One Tampines family spent over S$5,000 in a year at a centre — fees, transport, workbooks pushed at the counter — and watched their P5 daughter go from a C to a C+. A Singapore father told reporters he spends S$7,000 a month on PSLE tuition for his 12-year-old.
The deeper issue: tuition shifts the location of the struggle, not its source. If your child won’t speak up at home, they often won’t speak up at a centre either — they just fail more quietly, and you only find out at the next report card.
The Three Things That Actually Move the Needle
Across the parents who do break the cycle, a pattern repeats:
- Get yourself out of the marking seat. The relationship survives when you stop being the one who circles errors in red. Hand that job to a tool, a tutor, or the school — anyone but you.
- Shrink the unit of work. Twenty minutes of focused practice with a clear “done” beats an hour of vague “do your corrections.” Kids cooperate when the finish line is visible.
- Make the feedback instant. A wrong answer flagged in five seconds — gently, with a hint — teaches more than a parent’s lecture three days later. This is the one place AI genuinely helps, when it’s used as a coach and not an answer machine.

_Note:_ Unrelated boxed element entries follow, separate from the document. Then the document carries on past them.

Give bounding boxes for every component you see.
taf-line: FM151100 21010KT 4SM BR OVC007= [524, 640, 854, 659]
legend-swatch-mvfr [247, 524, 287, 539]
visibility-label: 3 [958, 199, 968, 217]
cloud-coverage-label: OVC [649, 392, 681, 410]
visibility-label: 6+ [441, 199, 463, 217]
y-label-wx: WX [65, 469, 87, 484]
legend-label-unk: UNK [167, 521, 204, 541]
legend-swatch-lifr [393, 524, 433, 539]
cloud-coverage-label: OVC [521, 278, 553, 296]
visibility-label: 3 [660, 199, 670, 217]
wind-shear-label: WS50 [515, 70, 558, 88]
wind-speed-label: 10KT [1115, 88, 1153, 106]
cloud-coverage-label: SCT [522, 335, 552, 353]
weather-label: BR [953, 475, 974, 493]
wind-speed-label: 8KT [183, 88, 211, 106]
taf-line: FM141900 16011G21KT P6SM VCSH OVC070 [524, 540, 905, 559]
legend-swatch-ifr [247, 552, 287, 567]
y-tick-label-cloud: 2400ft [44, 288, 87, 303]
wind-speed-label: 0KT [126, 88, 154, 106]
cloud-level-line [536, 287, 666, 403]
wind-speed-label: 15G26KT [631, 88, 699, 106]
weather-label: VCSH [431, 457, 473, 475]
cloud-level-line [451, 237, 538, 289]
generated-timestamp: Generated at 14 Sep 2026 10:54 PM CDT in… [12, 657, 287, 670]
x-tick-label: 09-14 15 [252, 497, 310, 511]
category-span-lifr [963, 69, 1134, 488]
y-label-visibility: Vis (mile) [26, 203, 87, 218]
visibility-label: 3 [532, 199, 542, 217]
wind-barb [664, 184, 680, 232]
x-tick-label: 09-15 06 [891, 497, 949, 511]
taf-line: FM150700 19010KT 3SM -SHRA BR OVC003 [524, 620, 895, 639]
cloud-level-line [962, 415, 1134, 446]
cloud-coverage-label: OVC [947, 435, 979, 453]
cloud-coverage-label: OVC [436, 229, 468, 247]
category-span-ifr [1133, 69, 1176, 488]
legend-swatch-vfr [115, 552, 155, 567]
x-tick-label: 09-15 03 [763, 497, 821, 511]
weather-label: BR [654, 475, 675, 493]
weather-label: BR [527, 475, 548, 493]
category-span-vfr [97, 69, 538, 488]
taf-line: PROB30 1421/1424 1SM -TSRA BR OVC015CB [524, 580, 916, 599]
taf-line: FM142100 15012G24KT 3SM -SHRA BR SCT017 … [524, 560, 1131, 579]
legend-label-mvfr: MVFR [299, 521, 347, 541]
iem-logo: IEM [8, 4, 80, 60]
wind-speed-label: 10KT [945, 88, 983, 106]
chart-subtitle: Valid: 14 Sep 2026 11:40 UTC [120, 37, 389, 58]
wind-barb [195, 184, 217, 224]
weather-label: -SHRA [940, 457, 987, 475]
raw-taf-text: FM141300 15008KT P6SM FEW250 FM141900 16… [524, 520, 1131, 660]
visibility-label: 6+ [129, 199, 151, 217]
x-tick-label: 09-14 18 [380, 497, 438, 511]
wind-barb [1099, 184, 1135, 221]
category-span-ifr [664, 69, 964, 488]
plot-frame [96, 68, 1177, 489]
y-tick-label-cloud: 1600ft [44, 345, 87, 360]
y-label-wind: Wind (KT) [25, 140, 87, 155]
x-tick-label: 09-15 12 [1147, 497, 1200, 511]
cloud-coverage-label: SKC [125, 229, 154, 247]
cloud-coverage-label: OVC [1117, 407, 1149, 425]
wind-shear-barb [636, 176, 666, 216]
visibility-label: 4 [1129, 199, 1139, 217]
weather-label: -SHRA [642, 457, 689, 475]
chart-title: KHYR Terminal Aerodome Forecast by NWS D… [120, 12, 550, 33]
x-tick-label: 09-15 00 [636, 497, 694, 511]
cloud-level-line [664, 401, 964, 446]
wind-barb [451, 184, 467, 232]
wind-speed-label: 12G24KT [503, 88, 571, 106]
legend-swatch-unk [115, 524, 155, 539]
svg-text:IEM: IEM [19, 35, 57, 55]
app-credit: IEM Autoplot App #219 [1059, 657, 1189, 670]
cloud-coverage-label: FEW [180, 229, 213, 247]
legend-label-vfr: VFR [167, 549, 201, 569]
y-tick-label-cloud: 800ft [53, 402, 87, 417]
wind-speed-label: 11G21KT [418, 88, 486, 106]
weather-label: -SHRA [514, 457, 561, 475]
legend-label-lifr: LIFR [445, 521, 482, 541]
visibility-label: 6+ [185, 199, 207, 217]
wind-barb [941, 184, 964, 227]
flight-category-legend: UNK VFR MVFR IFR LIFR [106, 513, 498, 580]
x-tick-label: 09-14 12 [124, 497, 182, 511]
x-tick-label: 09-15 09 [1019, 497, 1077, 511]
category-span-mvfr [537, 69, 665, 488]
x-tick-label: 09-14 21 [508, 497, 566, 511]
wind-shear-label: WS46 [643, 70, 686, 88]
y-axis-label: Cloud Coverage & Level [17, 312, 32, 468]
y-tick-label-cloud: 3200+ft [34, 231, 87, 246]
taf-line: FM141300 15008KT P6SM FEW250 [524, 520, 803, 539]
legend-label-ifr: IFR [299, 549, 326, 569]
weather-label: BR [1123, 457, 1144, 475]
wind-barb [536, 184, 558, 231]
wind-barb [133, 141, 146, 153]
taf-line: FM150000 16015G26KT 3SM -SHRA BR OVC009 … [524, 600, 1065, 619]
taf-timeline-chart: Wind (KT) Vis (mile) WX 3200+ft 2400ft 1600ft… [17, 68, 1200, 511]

What Parents Are Trying Instead
The shift in the last two years has been quiet but real. Parents are mixing free school tools with low-commitment digital helpers instead of locking into S$150-a-month centres.
- MOE’s SLS — free, every Singapore student already has access. The LEA assistant asks guiding questions instead of giving answers. Underused at home; worth ten minutes of your evening to set up.
- A short, voice-friendly AI tutor session for the topics the kid is genuinely stuck on — especially for P1–P4, where typing long answers is the actual blocker, not the math.
- A weekly five-minute parent review of what got attempted and where the kid struggled — replacing the nightly homework battle with a calmer Sunday check-in.
This is the gap LearnBuddy was built for: voice and drawing input so younger kids aren’t punished for slow typing, a Socratic mode that refuses to hand over answers, and a parent dashboard that shows you what was hard — without you needing to be in the room.
What to Try This Week
Three small experiments, in order:
- Wednesday: Hand the marking to anyone but yourself for one assessment. Notice your child’s body language.
- Thursday: Cut homework into two 20-minute blocks with a snack between. Set a timer.
- Sunday: Five-minute review with your child — what was easy, what was hard, what did you try — no corrections, no lectures.
If the cooperation comes back even slightly, you’ve found the real problem. It wasn’t your child’s attitude. It was the format of the help.
The kid who “refuses to study with you” usually just refuses to be corrected by you. Take that role off your plate, and most of the door-slamming stops on its own.